Lupino was coming off the collapse of her and former husband Collier Young's independent production company (for which she directed a good run of films, of which I've only seen "The Hitch-Hiker") and was returning to being in front of the camera after being behind it for so long.

She stayed in front of the camera for two more decades. (L, early photo; R, with Shatner in The Devil's Rain.)

Howard Duff, her real-life husband at the time of filming Women's Prison and until the early 80s, plays Dr. Crane (relation to Frasier unremarked-upon as near as I can tell). Their marriage was a tempestuous one, and this gives the scene where the doctor tells van Zandt that the reason she runs the prison the way she does is because she's a sexually frustrated psychopath some fun context. 

Not that I am in any way implying Ms. Lupino was a sexually-frustrated psychopath. I just mean for Old Hollywood Camp value.

Phyliss Thaxter plays Helene, and while she's perfectly fine, her character recedes into the background for the more interesting parts of the film. Jan Sterling and Cleo Moore play Brenda and Mae, respectively, and they get most of the film's most notable lines and scene-stealers. 

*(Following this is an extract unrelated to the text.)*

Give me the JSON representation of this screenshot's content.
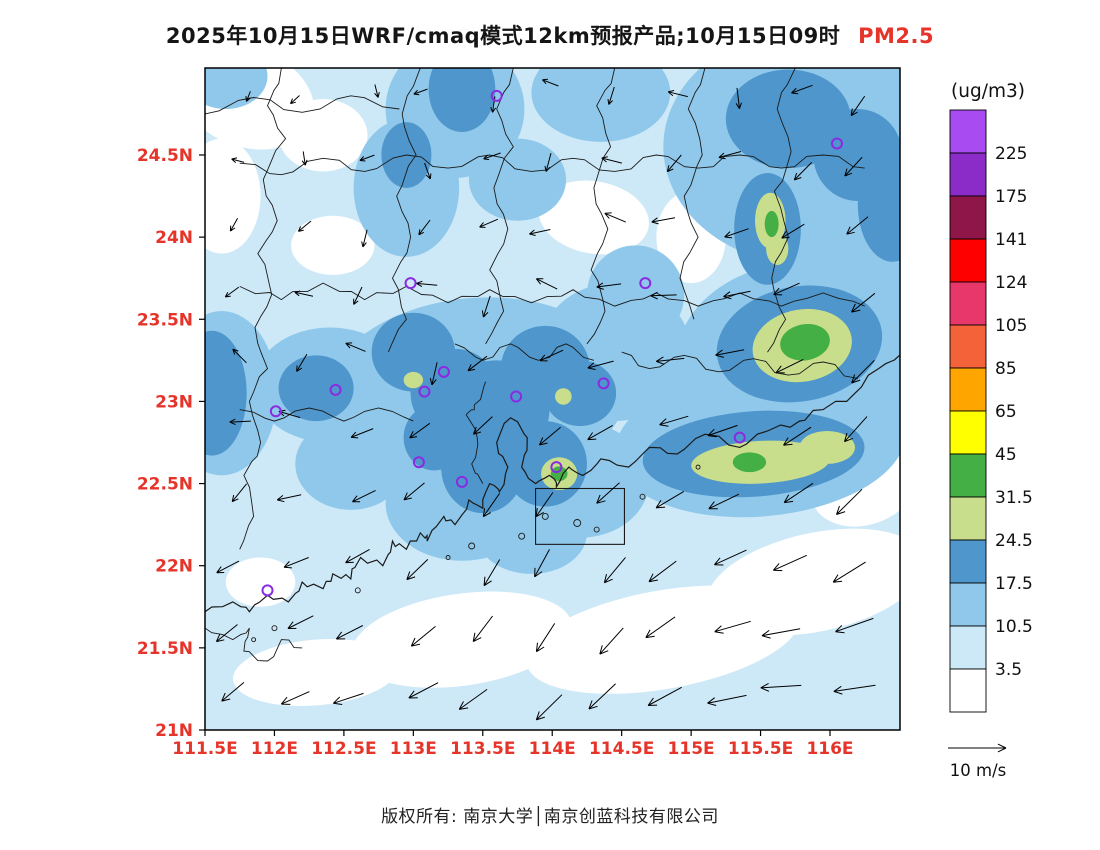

Both were under contract  but "failed to launch" as the studios' go-to blonde bombshells. (The wikipedia scuttlebutt indicates they lost those roles to a young Kim Novak.) P.s. I can't seem to resize this pics on the right, sorry about that; I tried to enlarge the ones on the left to match them but then the whole thing is just way too big. #BlogginProblems

Vivian Marshall gives quite a memorable performance as Dottie, but it doesn't appear she was in all that much. That's too bad. She's something of the feminist heart of this film - don't take my word for it, of course - and displays clear talent for impersonations, among them Bette Davis, Tallulah Bankhead, and - as will come in handy in the prisoners-take-over-the-prison portion of the film - a spot-on Ida Lupino.


There's a small role for future Academy Award nominee Juanita Moore. And Joan's virile husband Glen is played by Warren Stevens, i.e. Rojan.

"We conquer. We RULE."

I promise that the next Friday Night Film Noir entry will be more traditionally film noir-y. Only a few left on our list to cover! Though - I might just add more, haphazardly, from here on out. That seems to be the Dog Star Omnibus way.